The Beatles 1964 Pop Hit “A Hard Day’s Night” Was Written In A Cab On the Way To The Recording Studio

“A Hard Day’s Night” was the title song to The Beatles’ first feature film, released in 1964, and was inspired by an expression that Ringo Starr came up with.

Speaking of the song’s inspiration, Ringo Starr said in a later interview: “We went to do a job, and we’d worked all day and we happened to work all night. I came up still thinking it was day I suppose, and I said, ‘It’s been a hard day …’ and I looked around and saw it was dark so I said, ‘… night!’ So we came to ‘A Hard Day’s Night.'”
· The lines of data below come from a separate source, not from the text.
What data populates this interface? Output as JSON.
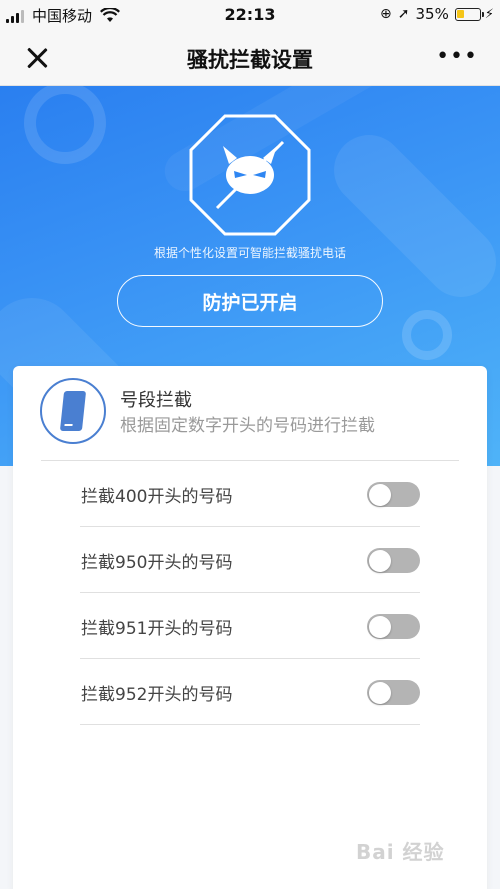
{
  "status_bar": {
    "carrier": "中国移动",
    "time": "22:13",
    "battery_percent": "35%",
    "battery_level": 0.35,
    "battery_color": "#f5c518",
    "icons": [
      "signal-icon",
      "wifi-icon",
      "lock-rotation-icon",
      "location-arrow-icon",
      "battery-icon",
      "charging-icon"
    ]
  },
  "nav": {
    "title": "骚扰拦截设置",
    "close_icon": "close-icon",
    "more_label": "•••"
  },
  "hero": {
    "subtitle": "根据个性化设置可智能拦截骚扰电话",
    "button_label": "防护已开启",
    "gradient_colors": [
      "#2a7ff0",
      "#4fb3f8"
    ]
  },
  "card": {
    "title": "号段拦截",
    "description": "根据固定数字开头的号码进行拦截",
    "icon_color": "#4a7fd1",
    "rows": [
      {
        "label": "拦截400开头的号码",
        "enabled": false
      },
      {
        "label": "拦截950开头的号码",
        "enabled": false
      },
      {
        "label": "拦截951开头的号码",
        "enabled": false
      },
      {
        "label": "拦截952开头的号码",
        "enabled": false
      }
    ]
  },
  "watermark": "Bai 经验"
}
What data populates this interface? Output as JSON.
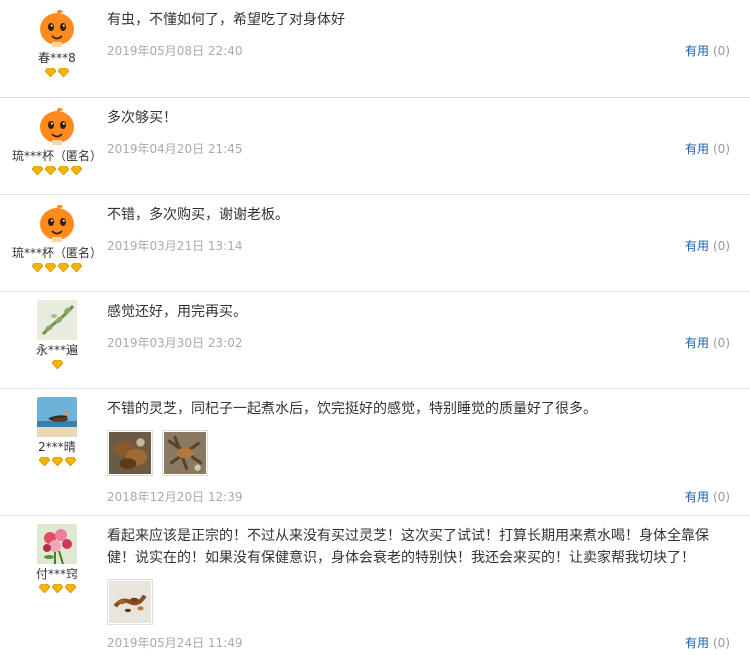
{
  "reviews": [
    {
      "username": "春***8",
      "level": 2,
      "avatar": "orange-mascot-avatar",
      "text": "有虫，不懂如何了，希望吃了对身体好",
      "date": "2019年05月08日 22:40",
      "useful_label": "有用",
      "useful_count": "(0)",
      "images": []
    },
    {
      "username": "琉***杯（匿名）",
      "level": 4,
      "avatar": "orange-mascot-avatar",
      "text": "多次够买！",
      "date": "2019年04月20日 21:45",
      "useful_label": "有用",
      "useful_count": "(0)",
      "images": []
    },
    {
      "username": "琉***杯（匿名）",
      "level": 4,
      "avatar": "orange-mascot-avatar",
      "text": "不错，多次购买，谢谢老板。",
      "date": "2019年03月21日 13:14",
      "useful_label": "有用",
      "useful_count": "(0)",
      "images": []
    },
    {
      "username": "永***遍",
      "level": 1,
      "avatar": "plant-photo-avatar",
      "text": "感觉还好，用完再买。",
      "date": "2019年03月30日 23:02",
      "useful_label": "有用",
      "useful_count": "(0)",
      "images": []
    },
    {
      "username": "2***晴",
      "level": 3,
      "avatar": "person-photo-avatar",
      "text": "不错的灵芝，同杞子一起煮水后，饮完挺好的感觉，特别睡觉的质量好了很多。",
      "date": "2018年12月20日 12:39",
      "useful_label": "有用",
      "useful_count": "(0)",
      "images": [
        "lingzhi-photo-1",
        "lingzhi-photo-2"
      ]
    },
    {
      "username": "付***窍",
      "level": 3,
      "avatar": "flower-photo-avatar",
      "text": "看起来应该是正宗的！不过从来没有买过灵芝！这次买了试试！打算长期用来煮水喝！身体全靠保健！说实在的！如果没有保健意识，身体会衰老的特别快！我还会来买的！让卖家帮我切块了！",
      "date": "2019年05月24日 11:49",
      "useful_label": "有用",
      "useful_count": "(0)",
      "images": [
        "lingzhi-slices-photo"
      ]
    }
  ],
  "colors": {
    "link": "#1a5fb4",
    "muted": "#aaaaaa",
    "gem": "#f5b400",
    "divider": "#e0e0e0"
  }
}
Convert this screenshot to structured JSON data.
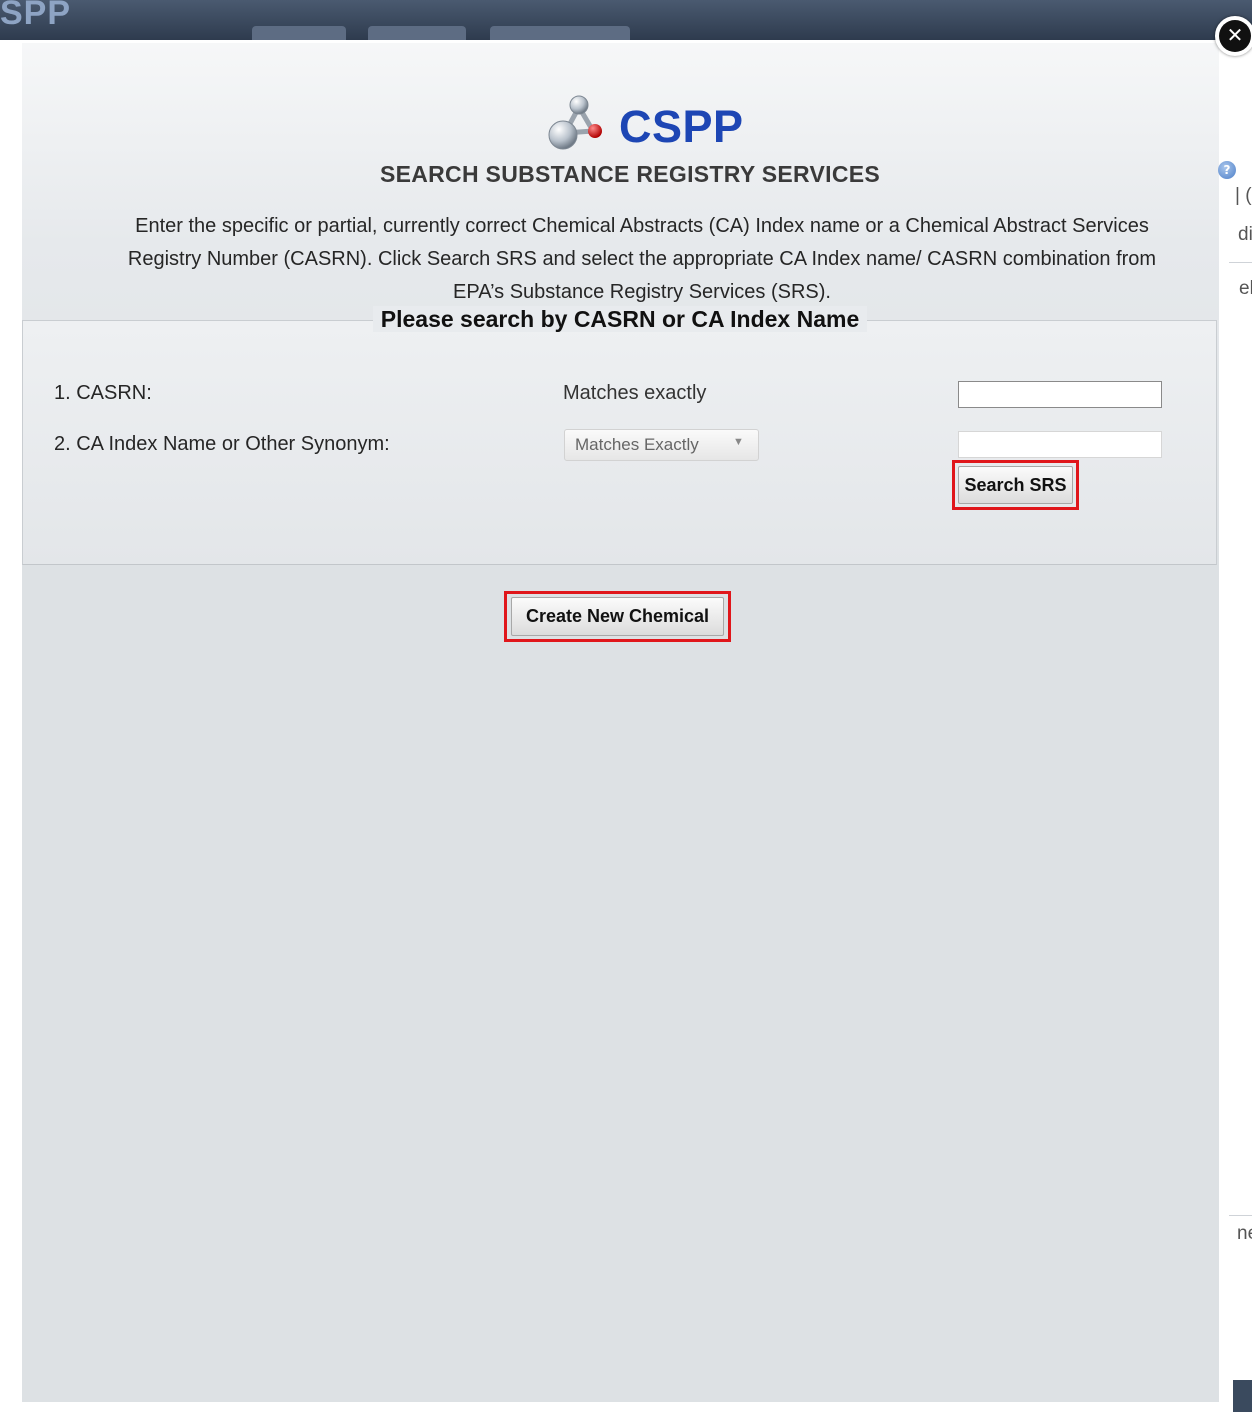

The film “A Hard Day’s Night” tells the imagined story of what 36 hours might look like in the life of The Beatles. The plot shows the band fleeing a group of rabid fans by boarding a train, only to have one zany obstacle befall them after another.

An unusual character in the film is Paul McCartney’s grandfather, who after being trapped in a van ends up escaping and heading to a casino for a little gambling. The Beatles track him down there, but as he’s a bit of a mischievous sort the grandfather convinces Ringo Starr to stop babysitting him and thus is free to make his escape.

The words to the song were written in a taxi on the way to the recording session, penned upon a fan’s birthday card to John Lennon’s son. Said Maureen Shreeve, ‘When I get home to you,’ it said, ‘I find my tiredness is through …’ Rather a feeble line about tiredness,” She said, referring to the writing on the card.

“’OK,’ he said cheerfully and, borrowing my pen, instantly changed it to the slightly suggestive: ‘When I get home to you/I find the things that you do/Will make me feel all right.’…Three hours later I was none the wiser about how they’d done it but the record was made – and you can see the birthday card in the British Library.”